How it works: When bidding for government contracts, U.S. businesses are allowed to come in as much as 50% more expensive than foreign competitors and still win, if they're dealing with the Department of Defense.
- For the rest of the government, the "price preference" is 20% for large businesses, and 30% for small ones.
- The logic is that the extra business for American companies will create good American manufacturing jobs, and help make the country more resilient to external shocks that can sever global supply chains.
- The reality doesn't seem to work that way, however — especially since the Buy American policy, on its own, doesn't even come close to being a fully-fledged strategy to reshore American manufacturing, per a recent McKinsey report.
In order to make manufacturing jobs attractive, says Harry Moser, president of the Reshoring Initiative, the government would have to scale back on minimum-wage hikes.

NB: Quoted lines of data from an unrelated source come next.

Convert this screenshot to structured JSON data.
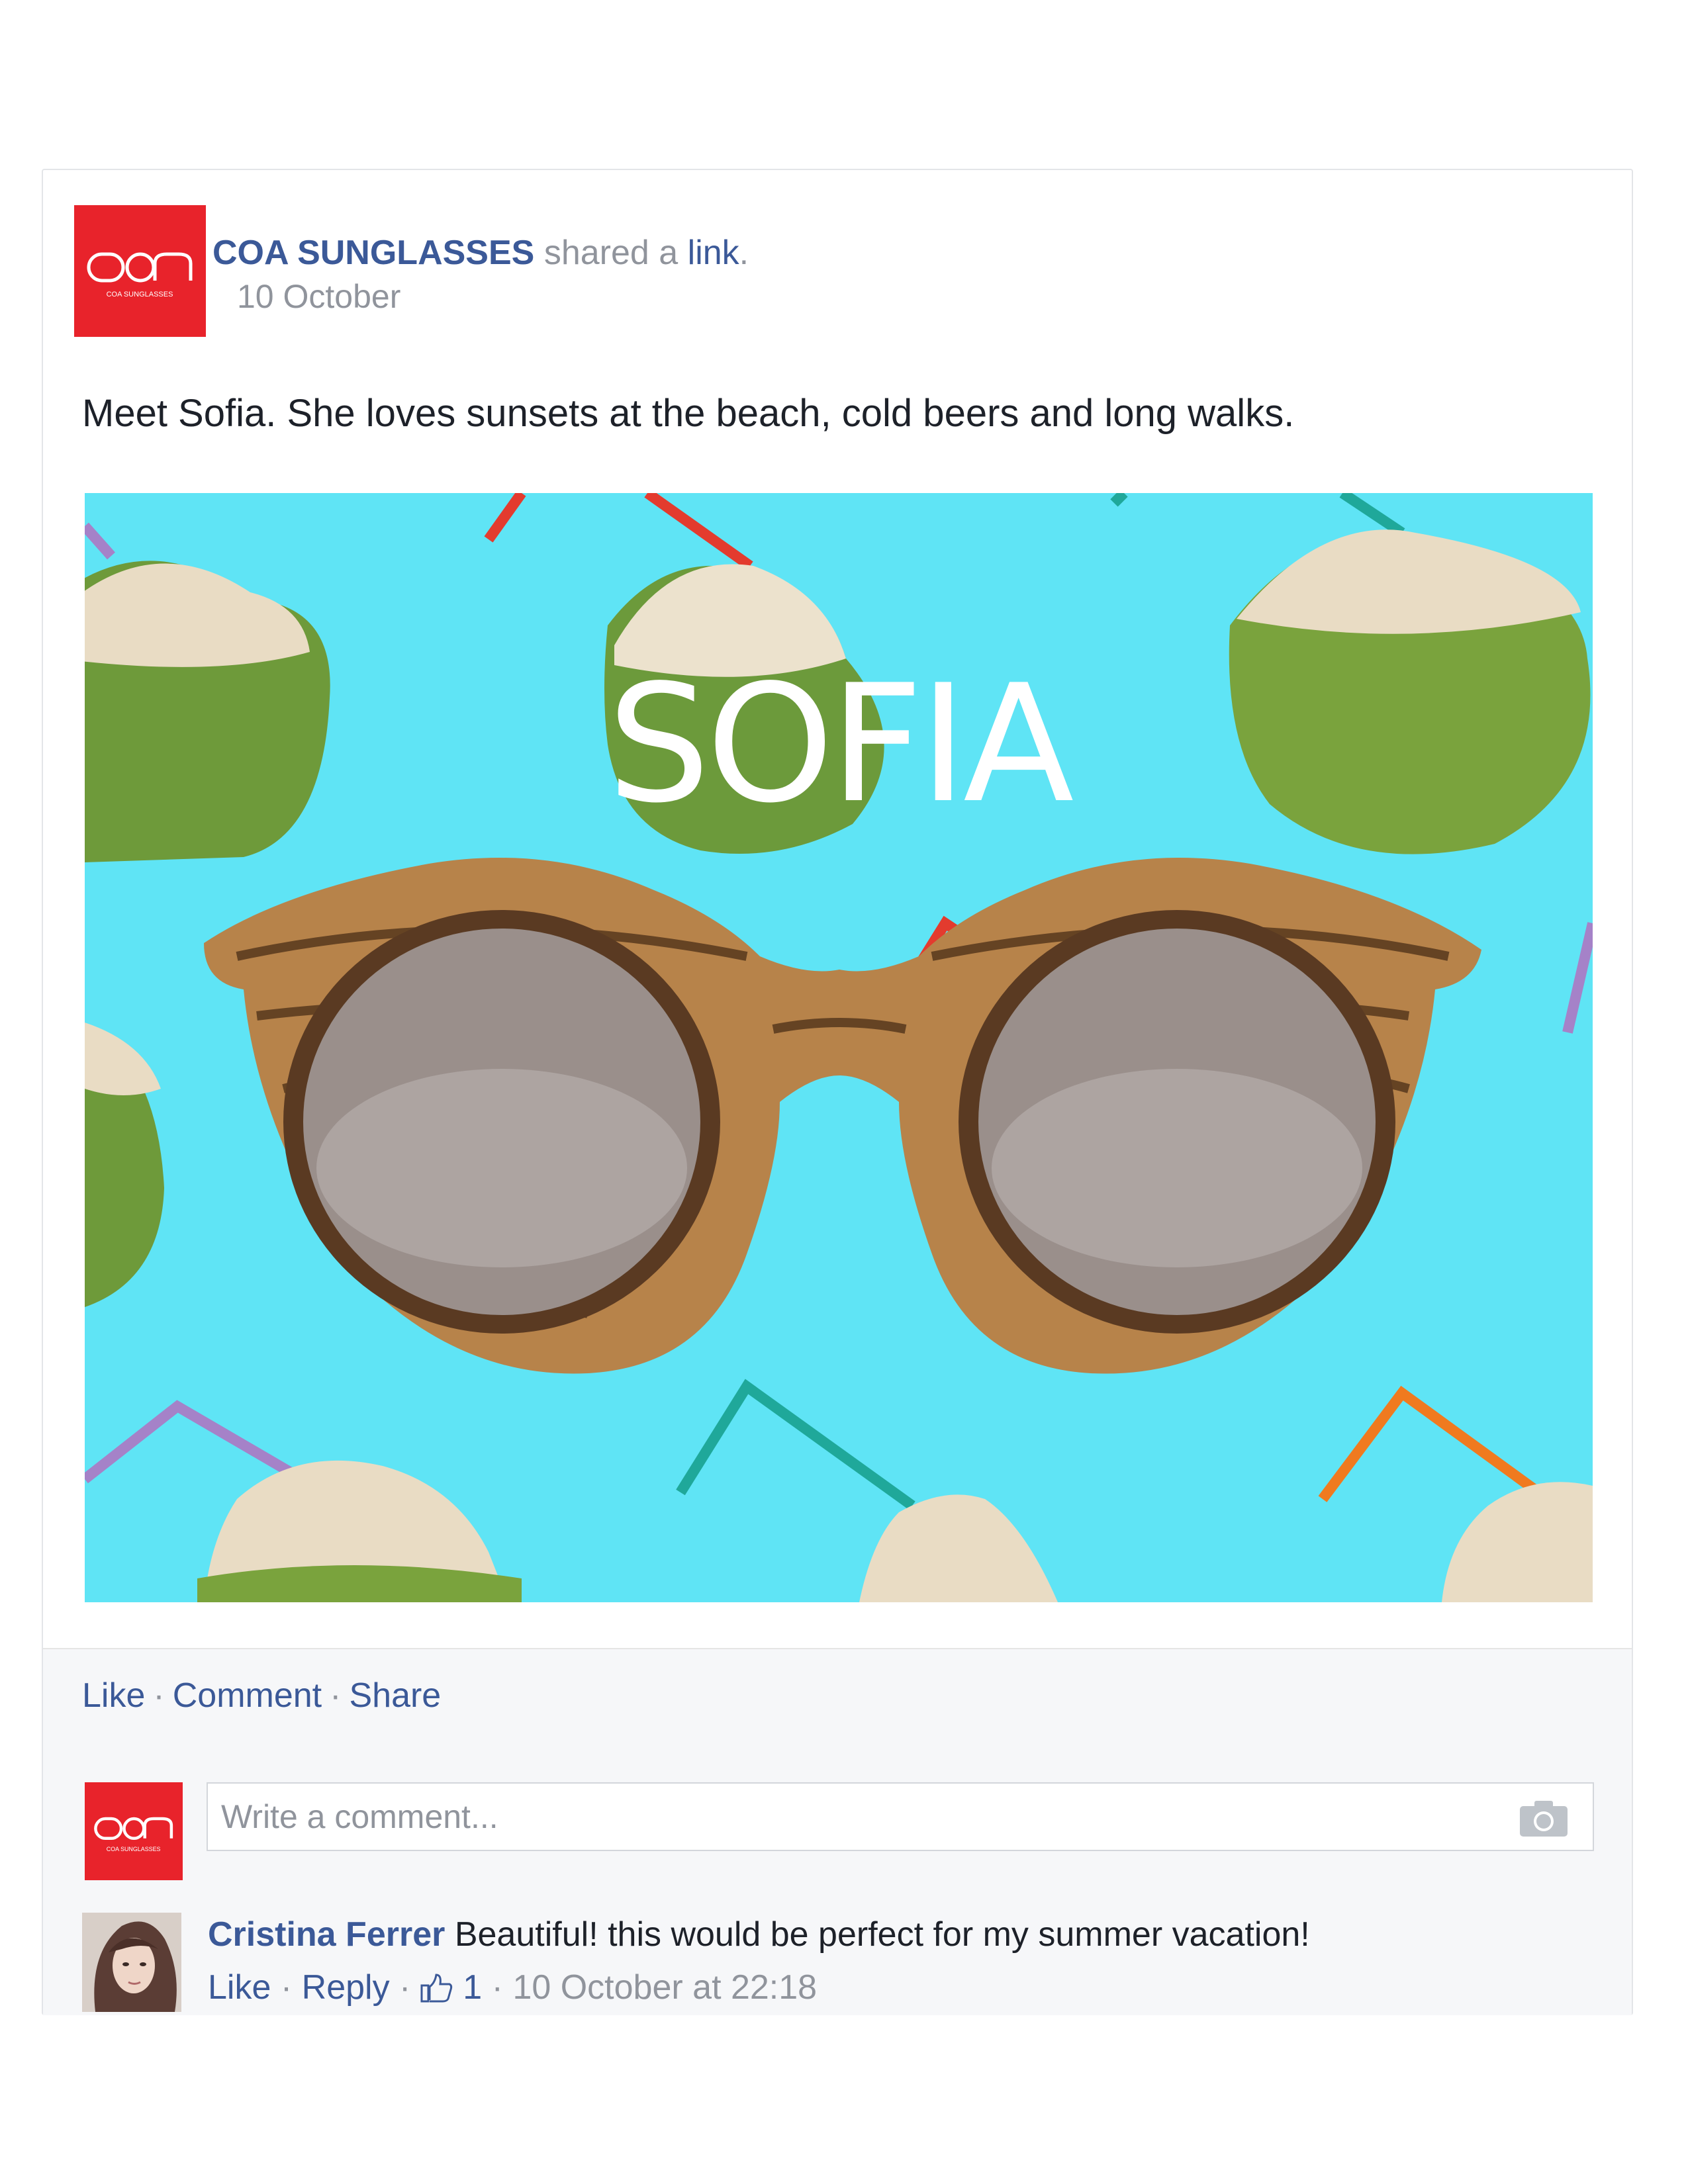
{
  "post": {
    "page_name": "COA SUNGLASSES",
    "shared_text": "shared a",
    "link_text": "link",
    "period": ".",
    "date": "10 October",
    "message": "Meet Sofia. She loves sunsets at the beach, cold beers and long walks.",
    "image_title": "SOFIA",
    "logo_text": "COA SUNGLASSES"
  },
  "actions": {
    "like": "Like",
    "comment": "Comment",
    "share": "Share",
    "separator": "·"
  },
  "comment_input": {
    "placeholder": "Write a comment..."
  },
  "comment": {
    "author": "Cristina Ferrer",
    "text": "Beautiful! this would be perfect for my summer vacation!",
    "like": "Like",
    "reply": "Reply",
    "separator": "·",
    "like_count": "1",
    "timestamp": "10 October at 22:18"
  },
  "colors": {
    "brand_red": "#e8232b",
    "link_blue": "#3b5998",
    "meta_gray": "#90949c",
    "image_background": "#5fe4f5"
  }
}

Working in a foundry or steel mill doesn't seem attractive, he says, when Starbucks, by law, pays just as well.
- Adam Posen, president of the Peterson Institute for International Economics, sees a double standard at play in what he calls "the fetishization of manufacturing jobs."
- "The image of men doing dangerous things to produce heavy stuff seems to resonate with nostalgic voters in a way that women providing human services does not," he writes, adding that "manufacturing also favors white men over men of color."
- The result: "To favor manufacturing jobs is to favor white male workers."
The big picture: It's hard for the State Department to preach a multilateralist gospel while the White House takes an America First approach to procurement.
The bottom line: The Buy American edict forces the government to spend more — and therefore to either borrow more or tax more, too. The costs are borne across the country, while the benefits are concentrated among a small group of businesses.